I'll just say the quiet part out loud: A pile of shell scripts that no one else understands is job security.
If your work is easily googleable/parseable by an AI, why would anyone pay you?
Some days, it would be better to build a working not-kubernetes than debugging the not-working kubernetes.
> I know you wanted to "choose boring tech" to just run some containers.
The people advocating for boring tech generally aren't interested in containers.
You can just run programs.
See also Greenspuns tenth law:
> Any sufficiently complicated C or Fortran program contains an ad-hoc, informally-specified, bug-ridden, slow implementation of half of CommonLisp.
> Ah, but wait! Inevitably, you find a reason to expand to a second server
>> The real problem is that programmers have spent far too much time worrying about efficiency in the wrong places and at the wrong times; premature optimization is the root of all evil (or at least most of it) in programming.
-- Donald Knuth, Computer Programming as an Art (1974)
EDIT:
> Except if you quit or go on vacation, who will maintain this custom pile of shell scripts?
Honestly? I don't care. There is a reason why I quit and 99% of time it's the pay. And if the company doesn't pay me enough to bother then why should I? Why should I bother about some company future in the first place?
"Except if you quit or go on vacation, who will maintain this custom pile of shell scripts?" LLMs can reason about and fix them quite well.
This is obviously slightly exaggerated, but I do feel like this whenever people dismiss Kubernetes as either too complicated or not needed.
The response I always got when suggesting Kubernetes is "you can do all those things without Kubernetes"

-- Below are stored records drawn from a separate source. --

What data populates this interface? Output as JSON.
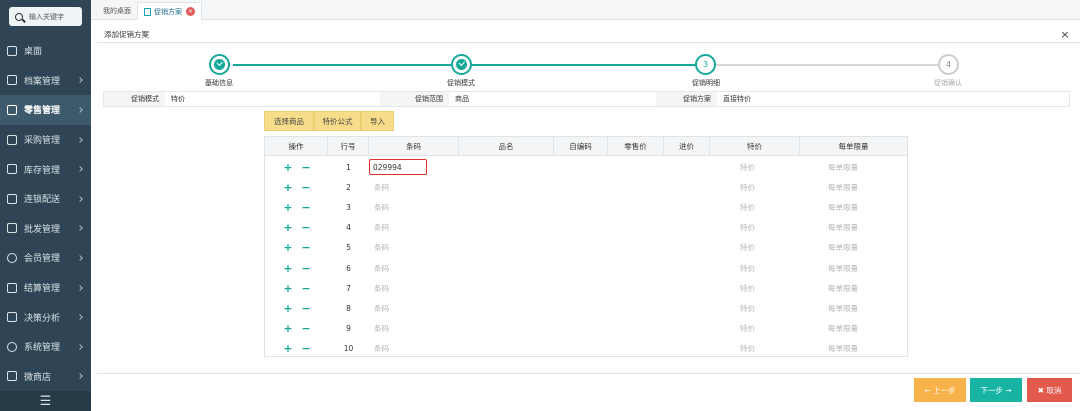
{
  "sidebar": {
    "search_placeholder": "输入关键字",
    "items": [
      {
        "label": "桌面",
        "icon": "monitor-icon",
        "arrow": false
      },
      {
        "label": "档案管理",
        "icon": "archive-icon",
        "arrow": true
      },
      {
        "label": "零售管理",
        "icon": "store-icon",
        "arrow": true,
        "active": true
      },
      {
        "label": "采购管理",
        "icon": "cart-icon",
        "arrow": true
      },
      {
        "label": "库存管理",
        "icon": "warehouse-icon",
        "arrow": true
      },
      {
        "label": "连锁配送",
        "icon": "delivery-icon",
        "arrow": true
      },
      {
        "label": "批发管理",
        "icon": "wholesale-icon",
        "arrow": true
      },
      {
        "label": "会员管理",
        "icon": "member-icon",
        "arrow": true
      },
      {
        "label": "结算管理",
        "icon": "settlement-icon",
        "arrow": true
      },
      {
        "label": "决策分析",
        "icon": "analysis-icon",
        "arrow": true
      },
      {
        "label": "系统管理",
        "icon": "gear-icon",
        "arrow": true
      },
      {
        "label": "微商店",
        "icon": "shop-icon",
        "arrow": true
      }
    ],
    "footer_icon": "menu-icon"
  },
  "tabs": [
    {
      "label": "我的桌面"
    },
    {
      "label": "促销方案",
      "active": true,
      "closable": true
    }
  ],
  "dialog": {
    "title": "添加促销方案",
    "close_symbol": "×"
  },
  "steps": [
    {
      "label": "基础信息",
      "state": "done",
      "number": "1"
    },
    {
      "label": "促销模式",
      "state": "done",
      "number": "2"
    },
    {
      "label": "促销明细",
      "state": "current",
      "number": "3"
    },
    {
      "label": "促销确认",
      "state": "todo",
      "number": "4"
    }
  ],
  "info": {
    "mode_label": "促销模式",
    "mode_value": "特价",
    "scope_label": "促销范围",
    "scope_value": "商品",
    "plan_label": "促销方案",
    "plan_value": "直接特价"
  },
  "toolbar": {
    "select_goods": "选择商品",
    "price_formula": "特价公式",
    "import": "导入"
  },
  "grid": {
    "headers": [
      "操作",
      "行号",
      "条码",
      "品名",
      "自编码",
      "零售价",
      "进价",
      "特价",
      "每单限量"
    ],
    "barcode_placeholder": "条码",
    "special_placeholder": "特价",
    "limit_placeholder": "每单限量",
    "plus_symbol": "+",
    "minus_symbol": "−",
    "first_barcode_value": "029994",
    "rows": [
      "1",
      "2",
      "3",
      "4",
      "5",
      "6",
      "7",
      "8",
      "9",
      "10"
    ]
  },
  "footer": {
    "prev_label": "← 上一步",
    "next_label": "下一步 →",
    "cancel_label": "✖ 取消"
  },
  "colors": {
    "sidebar_bg": "#2f4555",
    "accent": "#16a99a",
    "toolbar_btn": "#f7dd8a",
    "prev_btn": "#f7b24a",
    "next_btn": "#17b3a3",
    "cancel_btn": "#e35a4d"
  }
}
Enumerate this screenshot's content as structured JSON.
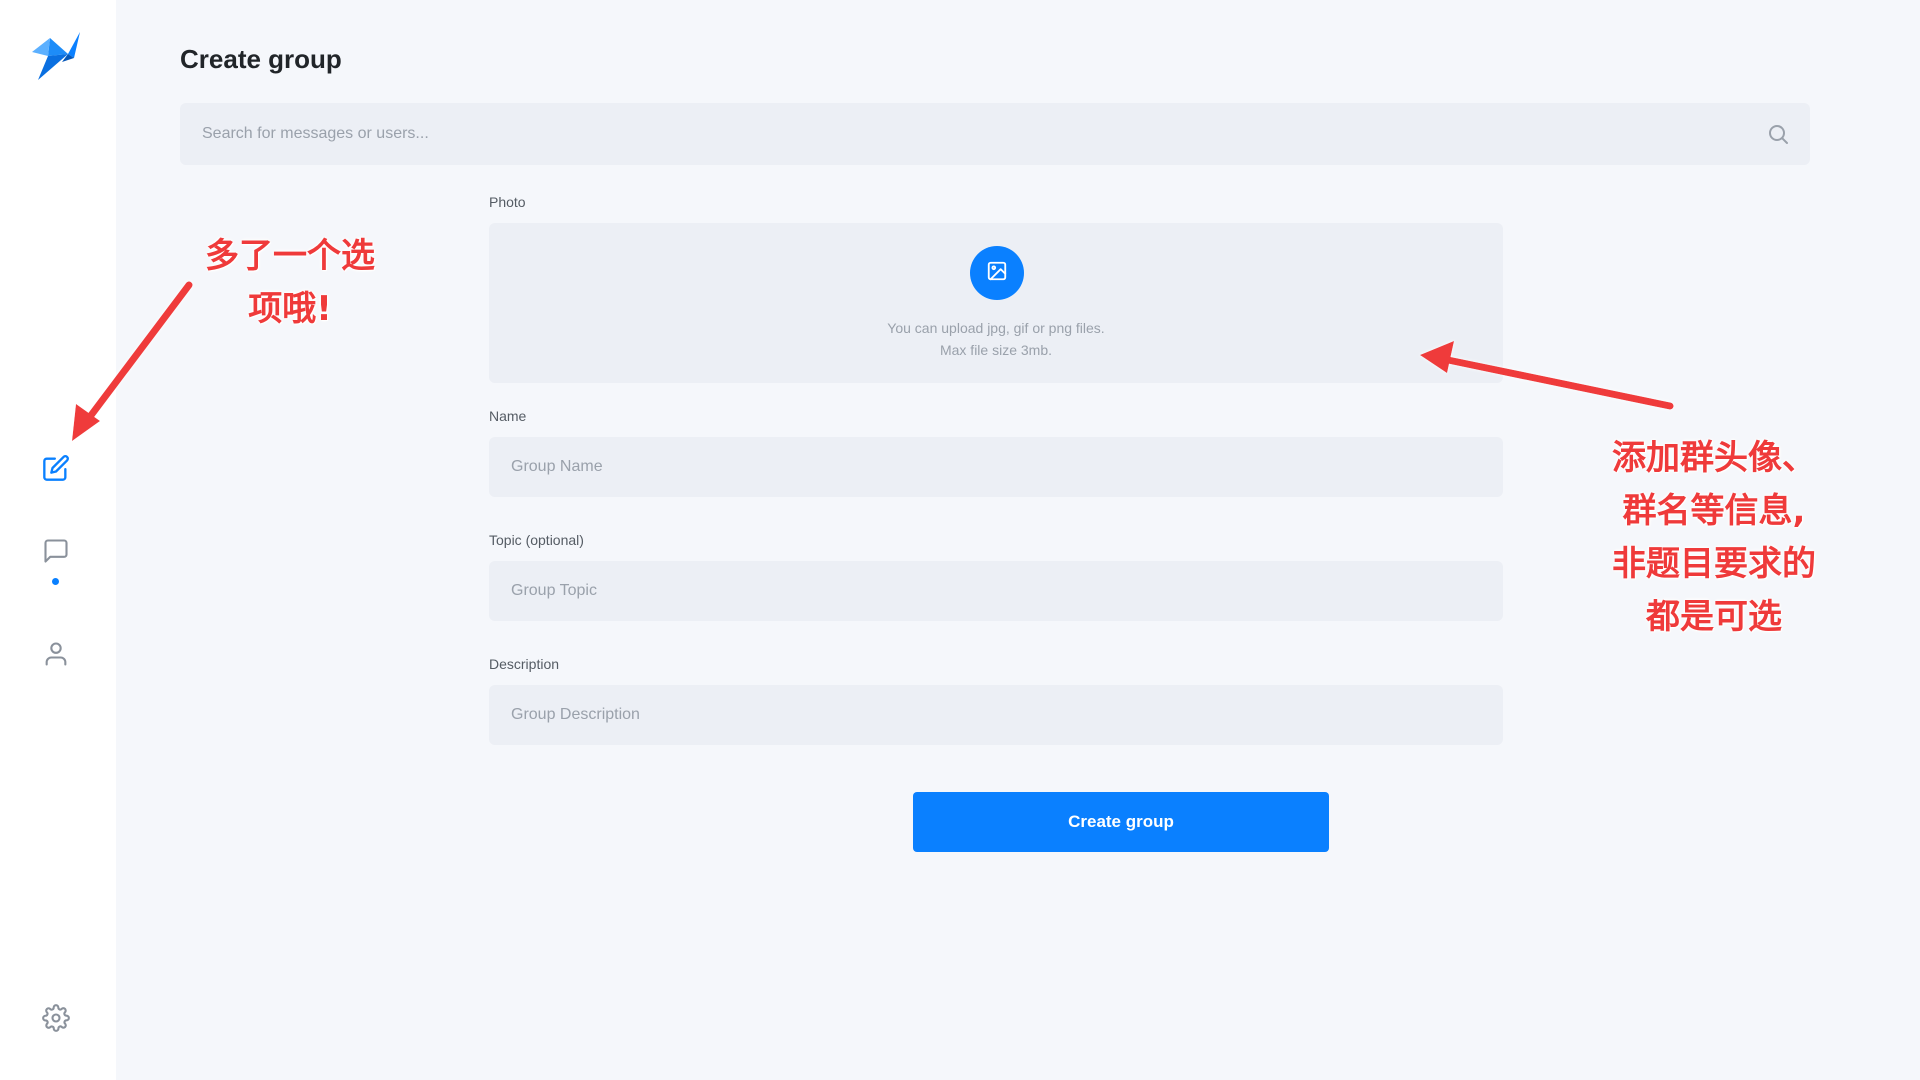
{
  "page": {
    "title": "Create group"
  },
  "search": {
    "placeholder": "Search for messages or users..."
  },
  "sidebar": {
    "items": [
      {
        "name": "compose",
        "icon": "edit-icon",
        "active": true
      },
      {
        "name": "chats",
        "icon": "chat-icon",
        "active": false,
        "has_indicator": true
      },
      {
        "name": "contacts",
        "icon": "user-icon",
        "active": false
      }
    ],
    "settings_icon": "gear-icon"
  },
  "form": {
    "photo": {
      "label": "Photo",
      "hint_line1": "You can upload jpg, gif or png files.",
      "hint_line2": "Max file size 3mb."
    },
    "name": {
      "label": "Name",
      "placeholder": "Group Name"
    },
    "topic": {
      "label": "Topic (optional)",
      "placeholder": "Group Topic"
    },
    "description": {
      "label": "Description",
      "placeholder": "Group Description"
    },
    "submit_label": "Create group"
  },
  "annotations": {
    "left_line1": "多了一个选",
    "left_line2": "项哦!",
    "right_line1": "添加群头像、",
    "right_line2": "群名等信息,",
    "right_line3": "非题目要求的",
    "right_line4": "都是可选"
  },
  "colors": {
    "accent": "#0a80ff",
    "page_background": "#f5f7fb",
    "field_background": "#eceff5",
    "annotation": "#ef3a3a"
  }
}
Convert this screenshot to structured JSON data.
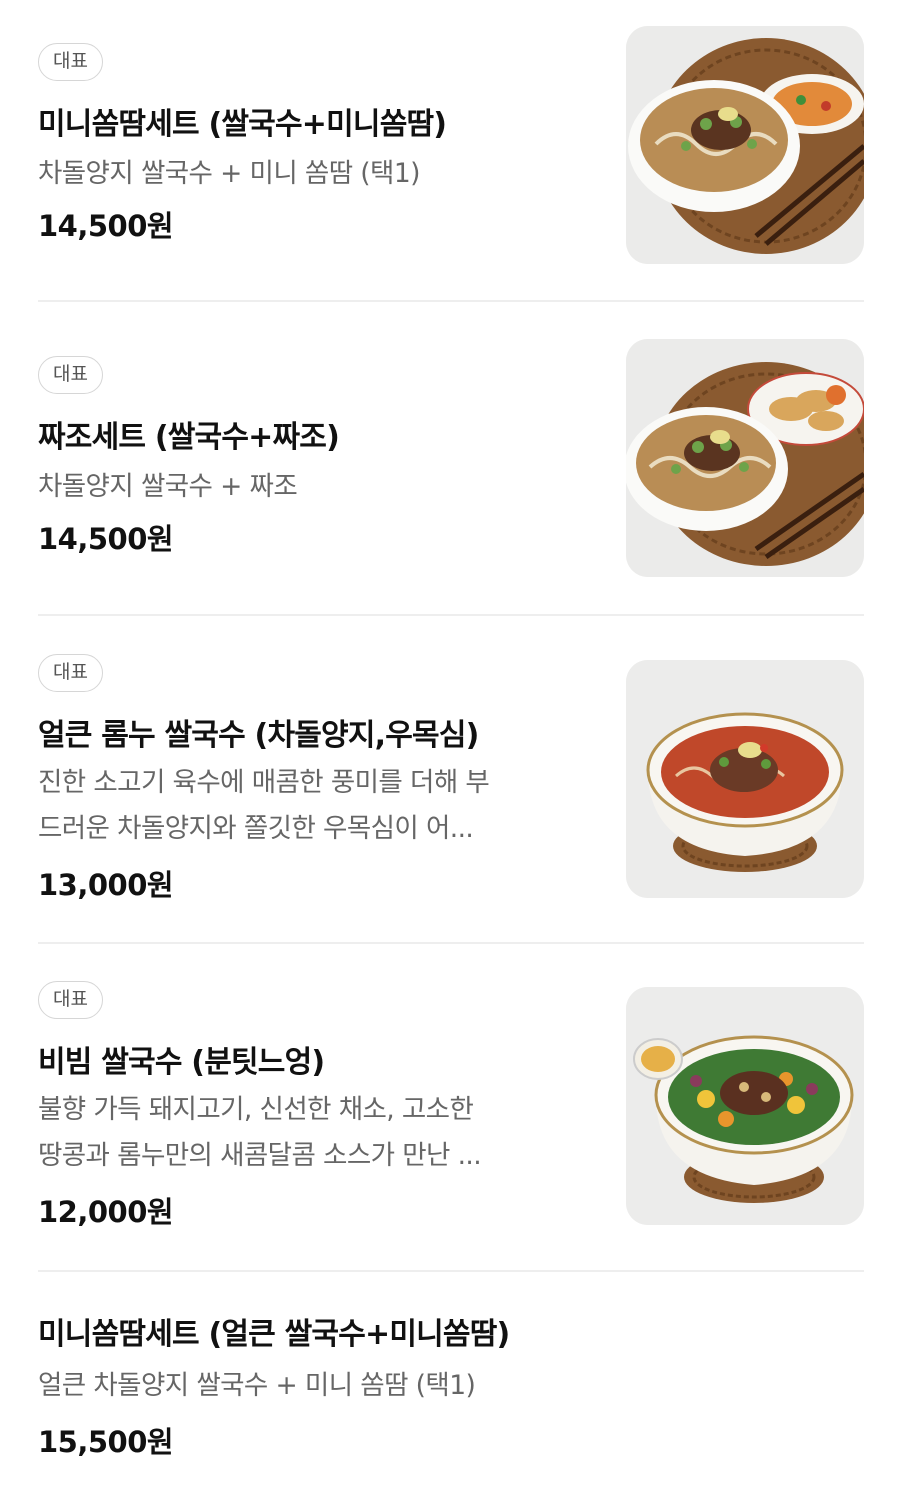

Sure, of course. There are a million different ways to do everything Kubernetes does, and some of them might be simpler or fit your use case more perfectly. You can make different decisions for each choice Kubernetes makes, and maybe your decisions are more perfect for your workload.
However, the big win with Kubernetes is that all of those choices have been made and agreed upon, and now you have an entire ecosystem of tools, expertise, blog posts, AI knowledge, etc, that knows the choices Kubernetes made and can interface with that. This is VERY powerful.